22 The “ten slaves of his” in Jesus’ parable did not find their complete fulfillment in the apostles and disciples of the first century of our Common Era. Appropriately, the number of “slaves” was set at “ten,” inasmuch as ten is used in Bible illustrations to stand for allness or completeness, particularly with respect to earthly things. Thus, the “ten slaves” of the parable would nicely picture all the spirit-begotten, anointed slaves of Jesus Christ who are prospective heirs with him in the heavenly kingdom and who have been produced all down through these past nineteen centuries until Christ’s coming into kingly power at the close of the Gentile Times in the year 1914 C.E. and till now. This must be the case, because the apostles and other disciples of the first century C.E. have not survived in the flesh down till Christ’s invisible return with Kingdom power in this twentieth century.
23. (a) The parable’s culminating features find their counterparts with Christ’s disciples of what period? (b) In view of the impending slaughter of the King’s enemies, what is it in our interest to do as regards the parable?
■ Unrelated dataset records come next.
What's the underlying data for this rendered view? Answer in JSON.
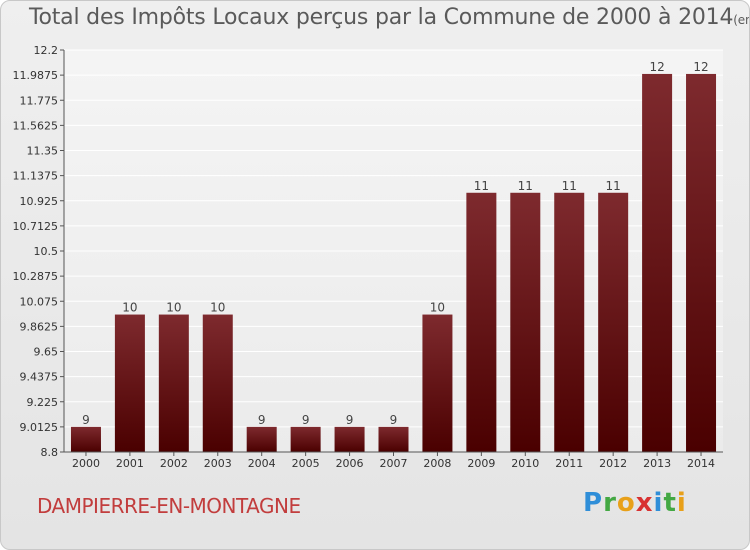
{
  "header": {
    "title": "Total des Impôts Locaux perçus par la Commune de 2000 à 2014",
    "unit": "(en milliers d'€)"
  },
  "footer": {
    "commune": "DAMPIERRE-EN-MONTAGNE",
    "logo": "Proxiti"
  },
  "colors": {
    "bar_top": "#7e2a2e",
    "bar_bottom": "#4a0000",
    "title": "#5a5a5a",
    "commune": "#c23d3d"
  },
  "chart_data": {
    "type": "bar",
    "title": "Total des Impôts Locaux perçus par la Commune de 2000 à 2014",
    "xlabel": "",
    "ylabel": "",
    "categories": [
      "2000",
      "2001",
      "2002",
      "2003",
      "2004",
      "2005",
      "2006",
      "2007",
      "2008",
      "2009",
      "2010",
      "2011",
      "2012",
      "2013",
      "2014"
    ],
    "values": [
      9,
      10,
      10,
      10,
      9,
      9,
      9,
      9,
      10,
      11,
      11,
      11,
      11,
      12,
      12
    ],
    "plot_values": [
      9.0125,
      9.9625,
      9.9625,
      9.9625,
      9.0125,
      9.0125,
      9.0125,
      9.0125,
      9.9625,
      10.9925,
      10.9925,
      10.9925,
      10.9925,
      11.9975,
      11.9975
    ],
    "data_labels": [
      "9",
      "10",
      "10",
      "10",
      "9",
      "9",
      "9",
      "9",
      "10",
      "11",
      "11",
      "11",
      "11",
      "12",
      "12"
    ],
    "yticks": [
      "12.2",
      "11.9875",
      "11.775",
      "11.5625",
      "11.35",
      "11.1375",
      "10.925",
      "10.7125",
      "10.5",
      "10.2875",
      "10.075",
      "9.8625",
      "9.65",
      "9.4375",
      "9.225",
      "9.0125",
      "8.8"
    ],
    "ylim": [
      8.8,
      12.2
    ],
    "grid": true,
    "legend": "none"
  }
}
23 Consequently, the final culminating features of Jesus’ parable of the “ten slaves” with ten minas must find their counterparts with the baptized, spirit-begotten, anointed disciples of Jesus Christ alive on earth during this twentieth century. Investigation reveals that there is a remnant of around ten thousand yet on earth, who are ‘doing business’ with the ten symbolic minas for increasing the wealth of earth’s new King. These ten thousand are indeed but a small remaining number when we compare them with the full number of 144,000 disciples who are to be united with Jesus Christ in reigning with him for a thousand years to God’s glory and the everlasting blessing of all mankind. How all these figurative ten slaves have done business or traded with the “ten minas” of the prospective King provides an interesting story. In view of the impending slaughter of all the enemies of earth’s rightful Messianic King, it will be to our interest to follow the story through to the finish and see what proper part we can play in the modern fulfillment of Jesus’ parable.